Ella no respondió y deduje por su silencio que estaba conforme. Me senté. Jenny tenía todos los instrumentos preparados y, sin que nadie me lo pidiera, empecé a levantar las piernas de Maura con los estribos. Le puse la inyección de anestesia en el perineo e hice un pequeño corte para abrir la salida vaginal. Inserté los fórceps y esperé la siguiente contracción. Mientras Maura pujaba, tiré con mucha suavidad. La cabeza salió más.
—Ahora descansa, descansa —ordene—. La próxima es la grande.

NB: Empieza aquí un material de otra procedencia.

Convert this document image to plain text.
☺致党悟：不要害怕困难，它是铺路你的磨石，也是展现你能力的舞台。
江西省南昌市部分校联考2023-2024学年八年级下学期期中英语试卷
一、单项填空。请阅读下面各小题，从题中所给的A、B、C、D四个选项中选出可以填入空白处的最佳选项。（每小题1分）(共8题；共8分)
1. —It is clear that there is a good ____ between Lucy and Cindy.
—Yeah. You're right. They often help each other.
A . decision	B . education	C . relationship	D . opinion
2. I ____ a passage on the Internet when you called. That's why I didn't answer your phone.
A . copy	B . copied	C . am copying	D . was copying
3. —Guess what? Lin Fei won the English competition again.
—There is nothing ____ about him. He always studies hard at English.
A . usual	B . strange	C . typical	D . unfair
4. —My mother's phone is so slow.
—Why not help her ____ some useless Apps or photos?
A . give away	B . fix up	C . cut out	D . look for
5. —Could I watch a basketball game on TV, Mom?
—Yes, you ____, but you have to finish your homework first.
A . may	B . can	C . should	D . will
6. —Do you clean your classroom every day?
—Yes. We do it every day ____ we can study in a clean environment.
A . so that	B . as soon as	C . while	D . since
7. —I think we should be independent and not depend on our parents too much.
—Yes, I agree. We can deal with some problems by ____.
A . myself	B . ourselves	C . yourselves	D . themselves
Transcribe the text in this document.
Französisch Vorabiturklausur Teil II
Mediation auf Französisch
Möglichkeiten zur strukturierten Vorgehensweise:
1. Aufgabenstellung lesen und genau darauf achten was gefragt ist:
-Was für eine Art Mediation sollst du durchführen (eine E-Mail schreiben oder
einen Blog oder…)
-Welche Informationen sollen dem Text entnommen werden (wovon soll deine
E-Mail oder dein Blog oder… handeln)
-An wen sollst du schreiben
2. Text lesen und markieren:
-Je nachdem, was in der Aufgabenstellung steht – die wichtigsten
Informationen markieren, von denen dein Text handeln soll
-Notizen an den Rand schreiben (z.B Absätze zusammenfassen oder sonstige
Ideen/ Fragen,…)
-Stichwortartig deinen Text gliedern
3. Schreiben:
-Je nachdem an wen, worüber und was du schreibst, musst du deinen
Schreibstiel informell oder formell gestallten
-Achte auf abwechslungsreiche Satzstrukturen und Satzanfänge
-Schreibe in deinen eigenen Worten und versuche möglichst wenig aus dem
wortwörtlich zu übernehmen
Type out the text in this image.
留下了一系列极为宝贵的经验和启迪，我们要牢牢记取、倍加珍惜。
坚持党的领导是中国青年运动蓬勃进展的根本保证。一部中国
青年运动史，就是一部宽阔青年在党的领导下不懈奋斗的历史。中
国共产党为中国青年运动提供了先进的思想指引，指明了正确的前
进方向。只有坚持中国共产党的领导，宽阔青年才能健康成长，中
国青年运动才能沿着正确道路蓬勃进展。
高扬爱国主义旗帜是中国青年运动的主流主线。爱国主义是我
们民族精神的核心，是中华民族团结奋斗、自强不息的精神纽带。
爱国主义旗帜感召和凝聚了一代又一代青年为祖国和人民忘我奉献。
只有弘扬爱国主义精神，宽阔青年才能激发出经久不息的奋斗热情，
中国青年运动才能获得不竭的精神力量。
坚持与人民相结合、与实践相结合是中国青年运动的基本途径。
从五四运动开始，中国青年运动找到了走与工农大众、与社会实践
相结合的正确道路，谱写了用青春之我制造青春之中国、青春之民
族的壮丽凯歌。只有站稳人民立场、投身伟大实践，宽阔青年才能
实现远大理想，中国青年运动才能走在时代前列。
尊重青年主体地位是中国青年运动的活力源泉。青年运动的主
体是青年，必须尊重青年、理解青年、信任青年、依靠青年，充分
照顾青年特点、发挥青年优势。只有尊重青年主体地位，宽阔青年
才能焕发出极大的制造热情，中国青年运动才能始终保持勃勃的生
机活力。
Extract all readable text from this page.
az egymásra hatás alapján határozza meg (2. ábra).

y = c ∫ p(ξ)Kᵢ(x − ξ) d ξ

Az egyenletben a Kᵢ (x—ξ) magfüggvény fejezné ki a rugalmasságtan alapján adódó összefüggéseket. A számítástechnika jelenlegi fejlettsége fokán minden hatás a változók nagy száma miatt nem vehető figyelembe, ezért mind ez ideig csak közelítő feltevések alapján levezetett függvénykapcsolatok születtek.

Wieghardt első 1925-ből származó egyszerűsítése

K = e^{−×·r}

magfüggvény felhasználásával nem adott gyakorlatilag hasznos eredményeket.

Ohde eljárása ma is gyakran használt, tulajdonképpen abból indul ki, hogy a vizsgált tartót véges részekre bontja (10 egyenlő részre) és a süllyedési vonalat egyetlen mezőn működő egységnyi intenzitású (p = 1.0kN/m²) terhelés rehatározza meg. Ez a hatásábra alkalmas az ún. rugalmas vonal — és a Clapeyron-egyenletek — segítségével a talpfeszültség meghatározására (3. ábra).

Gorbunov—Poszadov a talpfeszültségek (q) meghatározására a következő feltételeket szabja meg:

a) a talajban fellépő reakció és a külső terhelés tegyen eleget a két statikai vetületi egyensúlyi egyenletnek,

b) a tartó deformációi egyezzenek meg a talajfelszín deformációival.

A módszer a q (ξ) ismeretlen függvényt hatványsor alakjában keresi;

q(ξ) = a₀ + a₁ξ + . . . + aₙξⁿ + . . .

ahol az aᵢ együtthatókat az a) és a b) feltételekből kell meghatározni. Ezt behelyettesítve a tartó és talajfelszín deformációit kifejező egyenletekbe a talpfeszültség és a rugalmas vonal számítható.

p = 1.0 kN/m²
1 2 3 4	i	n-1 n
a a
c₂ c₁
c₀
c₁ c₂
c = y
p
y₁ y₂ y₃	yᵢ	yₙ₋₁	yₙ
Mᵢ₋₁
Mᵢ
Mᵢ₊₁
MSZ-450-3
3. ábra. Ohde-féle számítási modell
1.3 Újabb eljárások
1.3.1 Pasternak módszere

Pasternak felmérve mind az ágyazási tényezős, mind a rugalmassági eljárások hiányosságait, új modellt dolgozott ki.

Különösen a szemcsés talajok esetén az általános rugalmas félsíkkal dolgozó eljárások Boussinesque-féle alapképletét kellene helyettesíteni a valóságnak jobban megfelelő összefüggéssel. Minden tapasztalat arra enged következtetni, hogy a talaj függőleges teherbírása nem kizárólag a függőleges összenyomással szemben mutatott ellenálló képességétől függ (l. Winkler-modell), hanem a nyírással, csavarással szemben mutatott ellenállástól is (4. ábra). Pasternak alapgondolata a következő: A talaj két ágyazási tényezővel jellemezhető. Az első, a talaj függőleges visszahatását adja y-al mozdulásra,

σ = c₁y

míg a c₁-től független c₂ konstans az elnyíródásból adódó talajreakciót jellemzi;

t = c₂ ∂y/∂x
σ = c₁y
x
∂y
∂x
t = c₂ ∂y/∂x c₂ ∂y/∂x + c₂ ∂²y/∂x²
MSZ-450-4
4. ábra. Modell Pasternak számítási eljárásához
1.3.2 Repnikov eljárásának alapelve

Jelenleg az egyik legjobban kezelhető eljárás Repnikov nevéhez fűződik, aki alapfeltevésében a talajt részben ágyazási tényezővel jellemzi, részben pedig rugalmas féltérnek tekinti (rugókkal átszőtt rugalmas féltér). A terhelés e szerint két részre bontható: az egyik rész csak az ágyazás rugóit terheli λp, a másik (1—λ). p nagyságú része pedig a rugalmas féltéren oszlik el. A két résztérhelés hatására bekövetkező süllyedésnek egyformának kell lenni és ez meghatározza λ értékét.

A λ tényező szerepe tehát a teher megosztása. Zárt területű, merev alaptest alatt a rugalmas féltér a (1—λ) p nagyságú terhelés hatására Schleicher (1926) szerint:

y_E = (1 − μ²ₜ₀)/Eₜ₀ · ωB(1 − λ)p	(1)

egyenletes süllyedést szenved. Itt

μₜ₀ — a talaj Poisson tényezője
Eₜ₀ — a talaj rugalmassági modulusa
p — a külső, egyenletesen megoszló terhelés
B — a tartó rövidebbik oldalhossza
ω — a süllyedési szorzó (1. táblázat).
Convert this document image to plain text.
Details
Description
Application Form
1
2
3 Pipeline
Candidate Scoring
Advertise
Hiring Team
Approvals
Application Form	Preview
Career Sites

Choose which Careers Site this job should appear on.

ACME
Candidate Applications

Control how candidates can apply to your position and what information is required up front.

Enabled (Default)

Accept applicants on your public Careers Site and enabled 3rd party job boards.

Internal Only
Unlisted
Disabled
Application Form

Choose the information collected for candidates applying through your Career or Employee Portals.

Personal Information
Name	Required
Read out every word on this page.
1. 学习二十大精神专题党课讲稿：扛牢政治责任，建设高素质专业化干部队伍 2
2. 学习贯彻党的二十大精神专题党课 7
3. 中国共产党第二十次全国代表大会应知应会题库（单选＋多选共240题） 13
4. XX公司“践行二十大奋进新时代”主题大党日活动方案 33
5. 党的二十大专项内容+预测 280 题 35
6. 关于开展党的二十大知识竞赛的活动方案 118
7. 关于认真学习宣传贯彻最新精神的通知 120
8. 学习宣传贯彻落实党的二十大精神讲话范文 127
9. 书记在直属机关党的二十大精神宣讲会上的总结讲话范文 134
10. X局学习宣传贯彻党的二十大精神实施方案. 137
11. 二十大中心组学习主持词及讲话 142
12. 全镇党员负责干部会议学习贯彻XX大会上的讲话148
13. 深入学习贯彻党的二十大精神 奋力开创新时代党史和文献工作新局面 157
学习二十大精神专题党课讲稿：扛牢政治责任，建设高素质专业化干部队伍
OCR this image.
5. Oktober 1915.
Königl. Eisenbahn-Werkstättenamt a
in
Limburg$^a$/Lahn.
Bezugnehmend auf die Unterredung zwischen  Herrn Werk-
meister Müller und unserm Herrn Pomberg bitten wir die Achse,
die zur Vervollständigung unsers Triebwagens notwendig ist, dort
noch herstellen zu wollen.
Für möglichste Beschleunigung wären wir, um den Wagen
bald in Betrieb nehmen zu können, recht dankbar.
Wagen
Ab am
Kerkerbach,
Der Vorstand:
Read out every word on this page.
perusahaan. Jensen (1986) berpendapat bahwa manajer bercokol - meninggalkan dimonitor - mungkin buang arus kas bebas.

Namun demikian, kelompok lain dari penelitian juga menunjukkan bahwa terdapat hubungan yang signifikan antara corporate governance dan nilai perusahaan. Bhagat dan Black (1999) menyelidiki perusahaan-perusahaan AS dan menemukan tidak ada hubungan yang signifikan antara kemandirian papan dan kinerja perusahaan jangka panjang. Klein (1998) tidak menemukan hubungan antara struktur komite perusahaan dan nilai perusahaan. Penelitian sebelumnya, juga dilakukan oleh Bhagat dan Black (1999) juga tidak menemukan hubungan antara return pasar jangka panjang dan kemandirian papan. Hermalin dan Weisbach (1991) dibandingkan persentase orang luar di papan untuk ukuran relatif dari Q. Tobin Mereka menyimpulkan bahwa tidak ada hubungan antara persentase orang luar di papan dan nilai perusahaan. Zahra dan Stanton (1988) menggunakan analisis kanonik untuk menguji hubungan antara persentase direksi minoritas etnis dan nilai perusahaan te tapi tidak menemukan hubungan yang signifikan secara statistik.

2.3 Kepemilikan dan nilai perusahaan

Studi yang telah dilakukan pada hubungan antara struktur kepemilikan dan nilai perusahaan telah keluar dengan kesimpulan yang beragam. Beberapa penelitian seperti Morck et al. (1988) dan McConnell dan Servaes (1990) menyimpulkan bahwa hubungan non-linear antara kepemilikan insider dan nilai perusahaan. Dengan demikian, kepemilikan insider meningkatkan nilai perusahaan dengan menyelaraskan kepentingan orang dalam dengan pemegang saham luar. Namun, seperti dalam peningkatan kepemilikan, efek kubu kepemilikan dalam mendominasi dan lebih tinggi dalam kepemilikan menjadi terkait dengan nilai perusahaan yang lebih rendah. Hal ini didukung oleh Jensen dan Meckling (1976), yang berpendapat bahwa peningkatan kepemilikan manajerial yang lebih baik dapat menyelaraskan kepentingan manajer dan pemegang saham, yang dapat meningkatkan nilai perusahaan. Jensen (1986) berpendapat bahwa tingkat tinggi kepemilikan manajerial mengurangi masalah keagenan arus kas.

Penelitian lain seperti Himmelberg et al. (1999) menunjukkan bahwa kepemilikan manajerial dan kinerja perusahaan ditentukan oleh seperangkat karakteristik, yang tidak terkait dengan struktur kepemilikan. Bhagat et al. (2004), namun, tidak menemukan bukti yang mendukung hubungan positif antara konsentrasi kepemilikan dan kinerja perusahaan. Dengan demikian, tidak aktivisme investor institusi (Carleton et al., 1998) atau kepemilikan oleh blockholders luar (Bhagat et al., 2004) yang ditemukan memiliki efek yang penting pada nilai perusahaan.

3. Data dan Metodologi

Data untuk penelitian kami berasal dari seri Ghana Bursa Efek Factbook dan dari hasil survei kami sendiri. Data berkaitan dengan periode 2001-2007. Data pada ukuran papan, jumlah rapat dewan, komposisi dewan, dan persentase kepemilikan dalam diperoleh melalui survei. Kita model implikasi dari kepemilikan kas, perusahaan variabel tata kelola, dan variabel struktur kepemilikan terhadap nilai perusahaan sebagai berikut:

Ella pujó de nuevo y tiré. Ya casi estábamos… la cabeza ya había salido. Aflojé el fórceps, se los di a Jenny, y… ¡mierda! Un par de centímetros de membrana gris. El cordón umbilical se había enrollado alrededor del cuello del bebé y yo había estado a punto de pasarlo por alto. Introduje un dedo por debajo y lo aparte con suavidad por encima de la cabeza. Cuando tendí las manos hacia los hombros, Maura pujó por última vez y salieron por sí solos, seguidos del resto del bebé. Entregué el cuerpo sólido, resbaladizo e increíblemente hermoso a Jenny, que lo cogió para llevárselo a sus padres. Luego se oyó un sollozo y por un momento creí que había sido yo. Me sobrepuse, me sequé los ojos con la manga y retiré la placenta. La estudiante en prácticas (Grace, por fin me acordé de que se llamaba Grace) me ayudó a coser y a lavar a la paciente. Tenía los ojos brillantes, pero era rápida y pulcra en todo lo que hacía. Sería una buena comadrona.
Sobre la mesa del pediatra, el interno había terminado sus comprobaciones.
—Todo está bien —dijo devolviéndole el bebé a Maura.